Second Thoughts
- Author: Shobha De
- Language: English
- Genre: Novel
- Publisher: Penguin Books
- Publication date: 1996
- Publication place: India
- Media type: Print (Paperback)
- Pages: 296
- ISBN: 0-14-025567-2
- OCLC: 35152014
- Dewey Decimal: 823 21
- LC Class: PR9499.3.D4 S43 1996
- Preceded by: Small Betrayals
- Followed by: Selective Memory

= Second Thoughts (Shobhaa De novel) =

1996 novel by Shobhaa De

Second Thoughts is a novel by Shobhaa De.

==Synopsis==
Second Thoughts is a love story about Maya, a pretty girl who is eager to escape her dull, middle-class home in Calcutta for the glamour of Mumbai, where she moves after marriage to Ranjan, a handsome, ambitious man who has an American university degree and a wealthy family background.

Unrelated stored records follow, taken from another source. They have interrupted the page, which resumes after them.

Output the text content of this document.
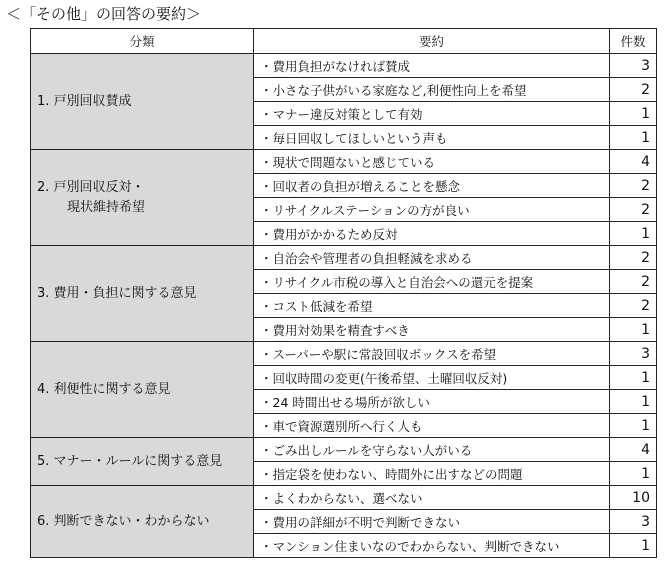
＜「その他」の回答の要約＞
分類	要約	件数

1. 戸別回収賛成	・費用負担がなければ賛成	3
	・小さな子供がいる家庭など,利便性向上を希望	2
	・マナー違反対策として有効	1
	・毎日回収してほしいという声も	1

2. 戸別回収反対・
現状維持希望	・現状で問題ないと感じている	4
	・回収者の負担が増えることを懸念	2
	・リサイクルステーションの方が良い	2
	・費用がかかるため反対	1

3. 費用・負担に関する意見	・自治会や管理者の負担軽減を求める	2
	・リサイクル市税の導入と自治会への還元を提案	2
	・コスト低減を希望	2
	・費用対効果を精査すべき	1

4. 利便性に関する意見	・スーパーや駅に常設回収ボックスを希望	3
	・回収時間の変更(午後希望、土曜回収反対)	1
	・24 時間出せる場所が欲しい	1
	・車で資源選別所へ行く人も	1

5. マナー・ルールに関する意見	・ごみ出しルールを守らない人がいる	4
	・指定袋を使わない、時間外に出すなどの問題	1

6. 判断できない・わからない	・よくわからない、選べない	10
	・費用の詳細が不明で判断できない	3
	・マンション住まいなのでわからない、判断できない	1
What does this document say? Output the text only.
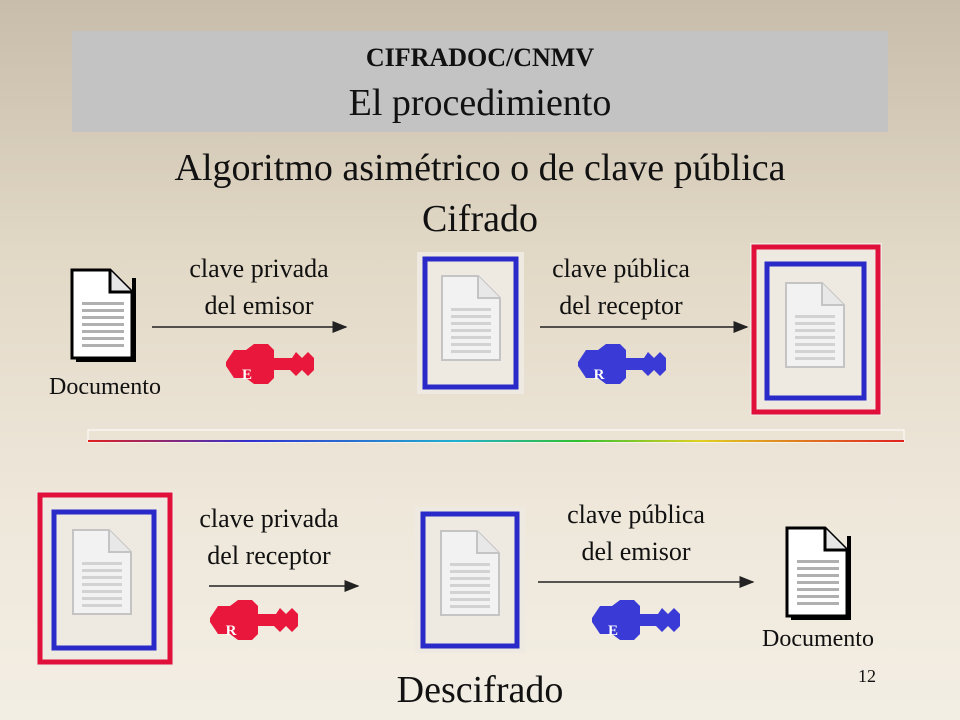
CIFRADOC/CNMV
El procedimiento
Algoritmo asimétrico o de clave pública
Cifrado
E	R
R	E
clave privada
del emisor
clave pública
del receptor
Documento
clave privada
del receptor
clave pública
del emisor
Documento
Descifrado	12
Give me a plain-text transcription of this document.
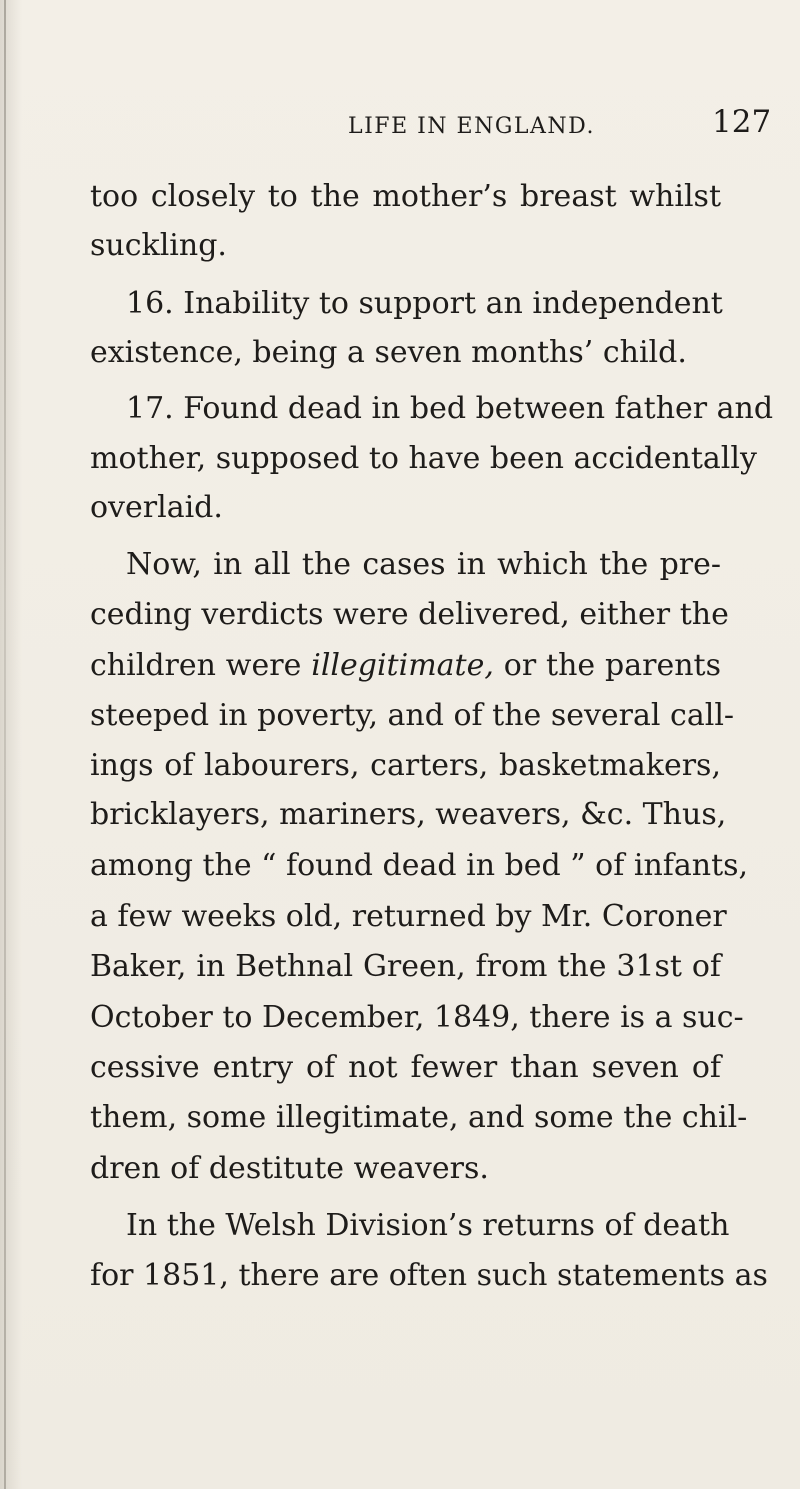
LIFE IN ENGLAND.	127
too closely to the mother’s breast whilst
suckling.
16. Inability to support an independent
existence, being a seven months’ child.
17. Found dead in bed between father and
mother, supposed to have been accidentally
overlaid.
Now, in all the cases in which the pre-
ceding verdicts were delivered, either the
children were illegitimate, or the parents
steeped in poverty, and of the several call-
ings of labourers, carters, basketmakers,
bricklayers, mariners, weavers, &c. Thus,
among the “ found dead in bed ” of infants,
a few weeks old, returned by Mr. Coroner
Baker, in Bethnal Green, from the 31st of
October to December, 1849, there is a suc-
cessive entry of not fewer than seven of
them, some illegitimate, and some the chil-
dren of destitute weavers.
In the Welsh Division’s returns of death
for 1851, there are often such statements as
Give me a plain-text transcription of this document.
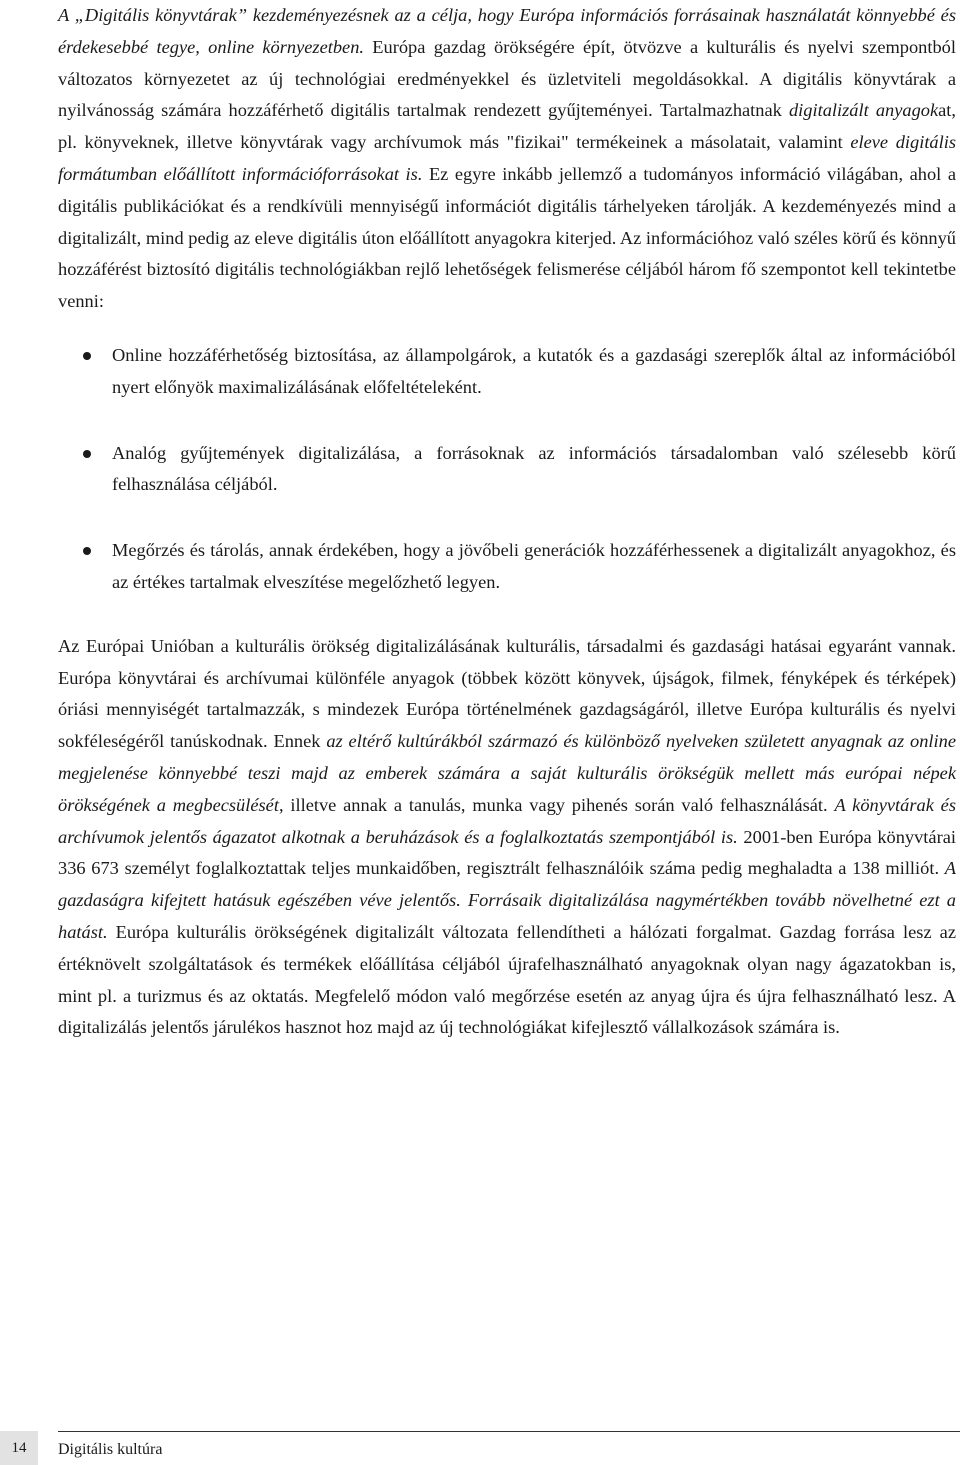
A „Digitális könyvtárak” kezdeményezésnek az a célja, hogy Európa információs forrásainak használatát könnyebbé és érdekesebbé tegye, online környezetben. Európa gazdag örökségére épít, ötvözve a kulturális és nyelvi szempontból változatos környezetet az új technológiai eredményekkel és üzletviteli megoldásokkal. A digitális könyvtárak a nyilvánosság számára hozzáférhető digitális tartalmak rendezett gyűjteményei. Tartalmazhatnak digitalizált anyagokat, pl. könyveknek, illetve könyvtárak vagy archívumok más "fizikai" termékeinek a másolatait, valamint eleve digitális formátumban előállított információforrásokat is. Ez egyre inkább jellemző a tudományos információ világában, ahol a digitális publikációkat és a rendkívüli mennyiségű információt digitális tárhelyeken tárolják. A kezdeményezés mind a digitalizált, mind pedig az eleve digitális úton előállított anyagokra kiterjed. Az információhoz való széles körű és könnyű hozzáférést biztosító digitális technológiákban rejlő lehetőségek felismerése céljából három fő szempontot kell tekintetbe venni:

Online hozzáférhetőség biztosítása, az állampolgárok, a kutatók és a gazdasági szereplők által az információból nyert előnyök maximalizálásának előfeltételeként.
Analóg gyűjtemények digitalizálása, a forrásoknak az információs társadalomban való szélesebb körű felhasználása céljából.
Megőrzés és tárolás, annak érdekében, hogy a jövőbeli generációk hozzáférhessenek a digitalizált anyagokhoz, és az értékes tartalmak elveszítése megelőzhető legyen.

Az Európai Unióban a kulturális örökség digitalizálásának kulturális, társadalmi és gazdasági hatásai egyaránt vannak. Európa könyvtárai és archívumai különféle anyagok (többek között könyvek, újságok, filmek, fényképek és térképek) óriási mennyiségét tartalmazzák, s mindezek Európa történelmének gazdagságáról, illetve Európa kulturális és nyelvi sokféleségéről tanúskodnak. Ennek az eltérő kultúrákból származó és különböző nyelveken született anyagnak az online megjelenése könnyebbé teszi majd az emberek számára a saját kulturális örökségük mellett más európai népek örökségének a megbecsülését, illetve annak a tanulás, munka vagy pihenés során való felhasználását. A könyvtárak és archívumok jelentős ágazatot alkotnak a beruházások és a foglalkoztatás szempontjából is. 2001-ben Európa könyvtárai 336 673 személyt foglalkoztattak teljes munkaidőben, regisztrált felhasználóik száma pedig meghaladta a 138 milliót. A gazdaságra kifejtett hatásuk egészében véve jelentős. Forrásaik digitalizálása nagymértékben tovább növelhetné ezt a hatást. Európa kulturális örökségének digitalizált változata fellendítheti a hálózati forgalmat. Gazdag forrása lesz az értéknövelt szolgáltatások és termékek előállítása céljából újrafelhasználható anyagoknak olyan nagy ágazatokban is, mint pl. a turizmus és az oktatás. Megfelelő módon való megőrzése esetén az anyag újra és újra felhasználható lesz. A digitalizálás jelentős járulékos hasznot hoz majd az új technológiákat kifejlesztő vállalkozások számára is.

14	Digitális kultúra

Maya is determined to be the ideal wife, but finds herself trapped and stifled by the confines of her arranged marriage to a man who, she discovers, is rigidly conservative and completely indifferent to her desires. She begins to experience great loneliness in suburban Mumbai.

She strikes up a friendship with Nikhil, her charming, college-going neighbor, leading to love and betrayal.